Tiene el deporte un no sé qué que permite reírse de la desgracia ajena con cierto descargo de conciencia. Se imagina uno que, total, al acabar el partido, la competición, la carrera, todo volverá a su cauce y no habrá tal desgracia para el sufrido deportista. Por eso, este mes, cuando pongan y repongan en los telediarios los grandes traspiés del año, nos reiremos como tontos. Pero los protagonistas no se ríen tanto. Imagina el drama de Geo André, en 1908: va a hacer su último salto de pértiga, un puro trámite para llevarse la medalla de oro en los Juegos Olímpicos de Londres. Toma carrerilla, salta y… los bombachos se le enredan en el listón. Plata. Y desconsuelo.
No, hombre, hay que rehacerse ante la desgracia. Mira lo que hizo, por ejemplo, el griego Arístides Konstantinidis en los primerísimos juegos: se estampó con la bici en los 87 km en ruta, la abandonó, cogió otra del público y siguió como un pichi.

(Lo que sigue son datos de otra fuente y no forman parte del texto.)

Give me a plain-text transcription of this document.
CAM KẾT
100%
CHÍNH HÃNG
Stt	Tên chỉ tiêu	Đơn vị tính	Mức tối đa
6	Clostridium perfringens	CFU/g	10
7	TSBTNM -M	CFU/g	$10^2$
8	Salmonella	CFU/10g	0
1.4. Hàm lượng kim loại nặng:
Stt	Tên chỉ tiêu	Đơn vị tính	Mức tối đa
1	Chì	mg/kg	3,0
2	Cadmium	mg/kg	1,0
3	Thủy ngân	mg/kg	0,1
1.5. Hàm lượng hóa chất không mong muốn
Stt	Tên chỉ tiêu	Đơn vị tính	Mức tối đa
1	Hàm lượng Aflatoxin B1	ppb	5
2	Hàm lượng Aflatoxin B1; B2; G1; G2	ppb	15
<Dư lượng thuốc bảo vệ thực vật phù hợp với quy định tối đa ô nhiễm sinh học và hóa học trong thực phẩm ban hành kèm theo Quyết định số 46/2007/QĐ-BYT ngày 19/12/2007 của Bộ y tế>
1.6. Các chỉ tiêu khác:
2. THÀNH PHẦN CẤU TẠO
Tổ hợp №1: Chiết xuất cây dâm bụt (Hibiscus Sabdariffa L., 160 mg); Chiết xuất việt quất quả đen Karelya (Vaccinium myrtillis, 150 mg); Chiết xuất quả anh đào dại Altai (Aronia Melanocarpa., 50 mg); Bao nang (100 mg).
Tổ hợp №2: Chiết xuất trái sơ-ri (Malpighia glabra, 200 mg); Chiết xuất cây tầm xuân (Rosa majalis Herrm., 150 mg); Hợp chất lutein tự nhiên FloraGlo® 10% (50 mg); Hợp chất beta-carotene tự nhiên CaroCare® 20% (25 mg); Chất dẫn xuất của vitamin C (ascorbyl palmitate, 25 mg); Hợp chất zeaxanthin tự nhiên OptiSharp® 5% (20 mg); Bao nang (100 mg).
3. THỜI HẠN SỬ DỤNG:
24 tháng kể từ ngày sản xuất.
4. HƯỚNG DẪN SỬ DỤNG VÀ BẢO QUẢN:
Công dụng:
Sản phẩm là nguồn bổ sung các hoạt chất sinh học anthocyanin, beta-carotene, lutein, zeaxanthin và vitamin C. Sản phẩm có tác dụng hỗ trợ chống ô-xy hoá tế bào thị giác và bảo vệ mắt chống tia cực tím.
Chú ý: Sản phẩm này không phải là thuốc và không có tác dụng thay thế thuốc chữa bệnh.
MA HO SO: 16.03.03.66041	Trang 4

Pero hay que cuidarse para evitar estos desagradables episodios; no como aquel tirador de esgrima, Paul Cerrutti, que en Montreal 76 dio positivo en alcohol y anfetaminas justo antes de competir. No le dejaron salir, claro.
Porque el deporte no es malo. Lo malo es la competición. La revista American Journal of Sports Medicine reveló en 2000 que, por ejemplo, los futbolistas se lesionan entre 12 y 35 veces cada 1.000 horas de competición, mientras que solamente se “rompen” –que diría el Marca– entre 1,5 y 7,6 veces durante los entrenamientos. ¿Por qué? Muchas veces, simplemente por culpa de lo que los expertos en medicina del deporte llaman “ansiedad competitiva”. Y?otras, porque el de enfrente es un poquito bruto, ya que el 75% de los daños que se producen en los deportes de contacto surgen precisamente de ese contacto. Pero, ¿y lo que nos reímos los demás en casa, eh?